I newbie in Haskell, when i run scanl function in haskell with these parameters it works fine:
ghci> scanl (flip(:))[] [3,2,1]
[[],[3],[2,3],[1,2,3]]
but if i do the same but using the scanr function i get this error:
ghci> scanr (flip(:))[] [3,2,1]
<interactive>:129:8: error:
• Couldn't match type ‘a’ with ‘[a]’
Expected: [[a]] -> [a] -> [a]
Actual: [[a]] -> [a] -> [[a]]
• In the first argument of ‘scanr’, namely ‘(flip (:))’
In the expression: scanr (flip (:)) [] [3, 2, 1]
In an equation for ‘it’: it = scanr (flip (:)) [] [3, 2, 1]
• Relevant bindings include
it :: [[a]] (bound at <interactive>:129:1)
What am i doing wrong?
What would I have to change to be able to use the scanr function with the same parameters?
Thank you!!!
>Solution :
The first parameter in the scanl and scanr functions are swapped, indeed:
scanl :: (b -> a -> b) -> b -> [a] -> [b]

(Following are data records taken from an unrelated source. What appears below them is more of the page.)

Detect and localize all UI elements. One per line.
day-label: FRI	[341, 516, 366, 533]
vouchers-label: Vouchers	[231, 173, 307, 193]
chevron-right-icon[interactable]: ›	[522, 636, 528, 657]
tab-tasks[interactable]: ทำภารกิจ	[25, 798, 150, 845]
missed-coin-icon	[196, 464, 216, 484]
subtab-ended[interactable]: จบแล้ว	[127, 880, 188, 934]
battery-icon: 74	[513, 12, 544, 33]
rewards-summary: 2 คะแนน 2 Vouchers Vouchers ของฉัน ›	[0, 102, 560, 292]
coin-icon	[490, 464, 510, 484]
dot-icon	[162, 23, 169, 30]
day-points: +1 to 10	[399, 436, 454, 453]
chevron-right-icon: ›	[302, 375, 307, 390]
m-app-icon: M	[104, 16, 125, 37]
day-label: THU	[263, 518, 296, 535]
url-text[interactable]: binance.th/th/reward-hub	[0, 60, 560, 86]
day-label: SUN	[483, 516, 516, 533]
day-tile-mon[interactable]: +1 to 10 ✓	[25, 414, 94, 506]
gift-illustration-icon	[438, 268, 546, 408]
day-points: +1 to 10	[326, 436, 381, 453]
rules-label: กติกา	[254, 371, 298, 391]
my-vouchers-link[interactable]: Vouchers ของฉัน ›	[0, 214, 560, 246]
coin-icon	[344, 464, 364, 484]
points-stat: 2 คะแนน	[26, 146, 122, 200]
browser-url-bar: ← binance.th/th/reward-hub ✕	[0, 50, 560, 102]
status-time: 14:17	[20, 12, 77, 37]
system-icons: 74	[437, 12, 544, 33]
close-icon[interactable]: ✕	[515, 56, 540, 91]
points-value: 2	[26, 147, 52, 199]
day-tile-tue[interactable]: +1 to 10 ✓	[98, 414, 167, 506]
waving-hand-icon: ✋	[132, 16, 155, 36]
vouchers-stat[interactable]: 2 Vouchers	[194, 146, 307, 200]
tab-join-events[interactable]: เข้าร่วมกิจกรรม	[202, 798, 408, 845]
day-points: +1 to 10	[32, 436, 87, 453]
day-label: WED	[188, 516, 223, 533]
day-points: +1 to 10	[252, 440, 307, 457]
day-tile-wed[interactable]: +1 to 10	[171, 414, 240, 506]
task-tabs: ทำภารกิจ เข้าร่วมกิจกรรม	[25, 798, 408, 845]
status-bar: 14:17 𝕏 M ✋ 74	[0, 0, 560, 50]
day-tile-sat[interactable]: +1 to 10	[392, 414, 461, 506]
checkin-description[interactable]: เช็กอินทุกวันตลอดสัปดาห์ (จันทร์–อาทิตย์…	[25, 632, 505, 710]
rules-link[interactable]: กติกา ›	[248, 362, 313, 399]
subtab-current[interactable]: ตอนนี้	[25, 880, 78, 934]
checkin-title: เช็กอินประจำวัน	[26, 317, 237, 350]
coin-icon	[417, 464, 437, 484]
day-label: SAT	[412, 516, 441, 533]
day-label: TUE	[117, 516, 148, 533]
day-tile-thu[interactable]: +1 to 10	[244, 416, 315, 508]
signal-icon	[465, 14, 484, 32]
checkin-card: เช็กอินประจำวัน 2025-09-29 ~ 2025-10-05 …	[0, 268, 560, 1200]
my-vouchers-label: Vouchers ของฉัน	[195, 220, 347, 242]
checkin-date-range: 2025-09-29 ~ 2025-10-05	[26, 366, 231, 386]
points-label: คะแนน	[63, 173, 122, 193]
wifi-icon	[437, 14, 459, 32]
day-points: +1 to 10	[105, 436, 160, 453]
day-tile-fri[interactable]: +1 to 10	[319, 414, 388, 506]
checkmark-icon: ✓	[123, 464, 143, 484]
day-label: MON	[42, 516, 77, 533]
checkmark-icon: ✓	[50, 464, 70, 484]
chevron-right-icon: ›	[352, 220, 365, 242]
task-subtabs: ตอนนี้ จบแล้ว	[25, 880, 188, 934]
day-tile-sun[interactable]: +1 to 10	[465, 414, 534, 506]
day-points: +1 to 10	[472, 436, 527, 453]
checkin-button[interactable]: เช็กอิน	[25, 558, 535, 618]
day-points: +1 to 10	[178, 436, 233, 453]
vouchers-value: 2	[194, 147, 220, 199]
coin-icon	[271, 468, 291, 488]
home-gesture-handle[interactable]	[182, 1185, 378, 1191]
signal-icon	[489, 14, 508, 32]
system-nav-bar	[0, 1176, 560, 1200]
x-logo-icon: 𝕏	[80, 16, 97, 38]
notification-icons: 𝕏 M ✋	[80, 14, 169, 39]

scanr :: (a -> b -> b) -> b -> [a] -> [b]This makes sense since for scanl f z [x1, x2, …, xn] it will produce:
[z, f z x1, f (f z x1) x2), …, f (f (… (f z x1) …) xn-1) xn)]whereas for scanr, this gives us:
[f x1 (f x2 (…(f xn z)…)), …, f xn-1 (f xn z), f xn z, z]The order thus makes it more clear how it will "fold".
You thus run this with:
scanr (:) [] [1,2,3,4]
which produces:
[[1,2,3,4],[2,3,4],[3,4],[4],[]]
scanr takes thus as first parameter the element of the list, and as second the thus far generated accumulated value.